Lorsque le turntablism décide de se faire le porte-parole du ghetto et de la rogne anti-Bush, ça donne un disque qui joint l’utile à l’agréable.


Il en a gros sur la patate le Rob Swift! Dans son livret, il s’en explique de manière exhaustive : qu’on l’ait empêché de poser sur la couverture de sa pochette avec un flingue le met en rogne quand il voit – il a raison sur ce point – le nombre d’affiches de cinéma où la pose est devenue légion, voire argument de vente. Bon, il oublie de dire aussi qu’en tant que rappeur, il peut être pris comme modèle par des petits djeuns énervés…Mais ne nous trompons pas, Rob Swift n’est pas un petit rappeur issu d’un gang. C’est un diplômé en Psychologie, érudit donc, qui est devenu maître dans l’art du scratch et du needle on the record.

Pour ceux qui ne connaissent pas – encore – Rob Swift, sachez qu’il s’agit de l’un des plus grands turntablist de l’histoire avec Mixmaster Mike. Ayant démarré au sein des X-Ecutioners, puis d’une carrière solo dont le premier album solo The Ablist est remarquable, cet habitué qui a fait ses armes dans les battles avec les X-Men fait partie des grands noms de la culture hip hop urbaine que le DJing et le turntablism ont réussi à investir. Enfin, il s’est illustré également en tant que producteur pour des artistes aussi divers que Bill Laswell, Cornershop ou Lords of Acid.

Originaire du Queens, de père DJ spécialisé dans la musique latine, Swift s’en est sorti grâce à son art. Révulsé cependant par l’état de son ghetto (« A ghetto poem »), il montre bien en le samplant que le discours de Malcolm X n’a pas pris une ride, que ce soit sur la condition noire en Amérique ou sur l’état du monde (un extrait démontre qu’il prévenait déjà, alors, de l’imminence du terrorisme anti-américain).

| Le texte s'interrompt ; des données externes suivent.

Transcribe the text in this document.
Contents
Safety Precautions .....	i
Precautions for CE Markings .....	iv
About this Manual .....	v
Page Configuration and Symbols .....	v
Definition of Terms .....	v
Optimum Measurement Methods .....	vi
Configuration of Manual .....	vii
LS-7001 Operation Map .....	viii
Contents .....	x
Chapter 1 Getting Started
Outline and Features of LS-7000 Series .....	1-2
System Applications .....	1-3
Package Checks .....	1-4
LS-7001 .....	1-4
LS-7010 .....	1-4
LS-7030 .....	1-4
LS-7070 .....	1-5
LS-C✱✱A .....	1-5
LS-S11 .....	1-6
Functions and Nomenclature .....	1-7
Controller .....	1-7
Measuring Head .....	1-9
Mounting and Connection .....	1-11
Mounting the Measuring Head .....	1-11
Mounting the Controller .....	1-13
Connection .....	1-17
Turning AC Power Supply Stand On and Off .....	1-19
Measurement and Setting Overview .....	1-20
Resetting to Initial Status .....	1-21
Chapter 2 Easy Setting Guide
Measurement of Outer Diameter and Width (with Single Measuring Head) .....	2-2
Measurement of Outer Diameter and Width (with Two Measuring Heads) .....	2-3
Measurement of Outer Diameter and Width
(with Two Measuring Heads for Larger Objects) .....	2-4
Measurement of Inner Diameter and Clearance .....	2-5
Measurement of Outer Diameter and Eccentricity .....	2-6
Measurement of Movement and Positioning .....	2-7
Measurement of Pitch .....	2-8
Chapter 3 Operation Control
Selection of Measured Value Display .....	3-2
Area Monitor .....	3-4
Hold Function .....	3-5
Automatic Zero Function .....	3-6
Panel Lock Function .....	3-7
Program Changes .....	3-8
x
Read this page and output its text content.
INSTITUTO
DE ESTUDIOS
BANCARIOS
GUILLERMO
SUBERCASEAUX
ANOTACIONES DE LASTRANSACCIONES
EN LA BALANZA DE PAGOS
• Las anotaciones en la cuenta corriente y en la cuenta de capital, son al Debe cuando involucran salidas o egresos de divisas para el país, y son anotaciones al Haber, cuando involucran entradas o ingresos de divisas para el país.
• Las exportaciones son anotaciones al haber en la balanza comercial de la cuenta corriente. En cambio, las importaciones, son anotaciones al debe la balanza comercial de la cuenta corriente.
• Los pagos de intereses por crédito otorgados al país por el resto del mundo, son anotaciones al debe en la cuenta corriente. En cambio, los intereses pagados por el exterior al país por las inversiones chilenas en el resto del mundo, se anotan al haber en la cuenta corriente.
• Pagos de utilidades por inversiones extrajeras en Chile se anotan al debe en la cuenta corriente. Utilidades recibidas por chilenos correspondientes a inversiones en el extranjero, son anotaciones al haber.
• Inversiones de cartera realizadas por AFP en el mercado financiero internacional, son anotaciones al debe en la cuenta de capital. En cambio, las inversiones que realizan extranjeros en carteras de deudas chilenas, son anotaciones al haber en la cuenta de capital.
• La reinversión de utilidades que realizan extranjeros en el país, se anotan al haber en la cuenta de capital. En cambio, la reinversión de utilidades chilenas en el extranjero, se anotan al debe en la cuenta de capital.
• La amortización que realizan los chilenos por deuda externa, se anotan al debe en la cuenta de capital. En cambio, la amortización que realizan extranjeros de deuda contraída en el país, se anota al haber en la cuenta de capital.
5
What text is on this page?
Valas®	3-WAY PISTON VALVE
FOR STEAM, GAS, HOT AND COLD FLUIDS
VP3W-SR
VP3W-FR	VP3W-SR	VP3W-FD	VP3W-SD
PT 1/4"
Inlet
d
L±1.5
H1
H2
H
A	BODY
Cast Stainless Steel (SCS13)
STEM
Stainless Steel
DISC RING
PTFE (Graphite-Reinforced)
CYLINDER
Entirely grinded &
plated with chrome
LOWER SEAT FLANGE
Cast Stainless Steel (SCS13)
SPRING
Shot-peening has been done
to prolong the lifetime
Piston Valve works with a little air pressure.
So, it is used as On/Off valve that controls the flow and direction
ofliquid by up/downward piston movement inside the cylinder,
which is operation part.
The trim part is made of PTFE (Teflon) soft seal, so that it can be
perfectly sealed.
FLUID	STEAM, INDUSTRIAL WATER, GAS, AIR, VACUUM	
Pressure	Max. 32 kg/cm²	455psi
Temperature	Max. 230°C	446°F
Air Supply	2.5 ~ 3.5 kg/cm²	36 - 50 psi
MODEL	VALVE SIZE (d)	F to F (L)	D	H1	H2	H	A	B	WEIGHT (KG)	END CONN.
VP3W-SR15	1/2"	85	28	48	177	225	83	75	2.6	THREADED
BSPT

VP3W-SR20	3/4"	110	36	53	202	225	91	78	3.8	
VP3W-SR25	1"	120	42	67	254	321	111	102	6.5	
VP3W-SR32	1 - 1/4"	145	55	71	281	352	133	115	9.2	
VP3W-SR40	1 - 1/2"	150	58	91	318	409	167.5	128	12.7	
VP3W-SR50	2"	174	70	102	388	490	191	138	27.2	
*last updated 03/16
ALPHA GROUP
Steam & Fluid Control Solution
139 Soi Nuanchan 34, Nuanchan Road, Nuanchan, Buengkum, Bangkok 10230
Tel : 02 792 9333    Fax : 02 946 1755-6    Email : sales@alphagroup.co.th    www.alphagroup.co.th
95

Une goutte a bien sûr fait déborder un vase déjà bien rempli et décidé notre turntablist de faire un album au titre aussi évocateur : c’est George W. Bush. La violence urbaine, la paupérisation des banlieues noires, la guerre en Irak : tout lui donne l’envie, comme le montre l’image sous le CD – à savoir juxtaposition de Bush et d’une batte de base-ball – de le frapper. Le DVD, quant à lui, est un succédané de copié collé de toutes les séquences qui ont fait l’histoire de l’Amérique depuis les attentats du 11 septembre 2001. Pour ceux qui cherchent des images à archiver sur cette période, ce DVD est pour vous!

Pour faire son CQFD, Rob Swift a choisi la bonne vieille méthode de la thèse-antithèse. Des interludes, nombreux, composés de discours du président néo-conservateur des USA pullulent à tout va. A tel point que l’on pourrait qualifier ce CD d’archive sonore capitale, voire de pièce à conviction, témoignage à charge d’un certain Dubya. L’avenir dira si ce fût le commencement ou la fin de quelque chose…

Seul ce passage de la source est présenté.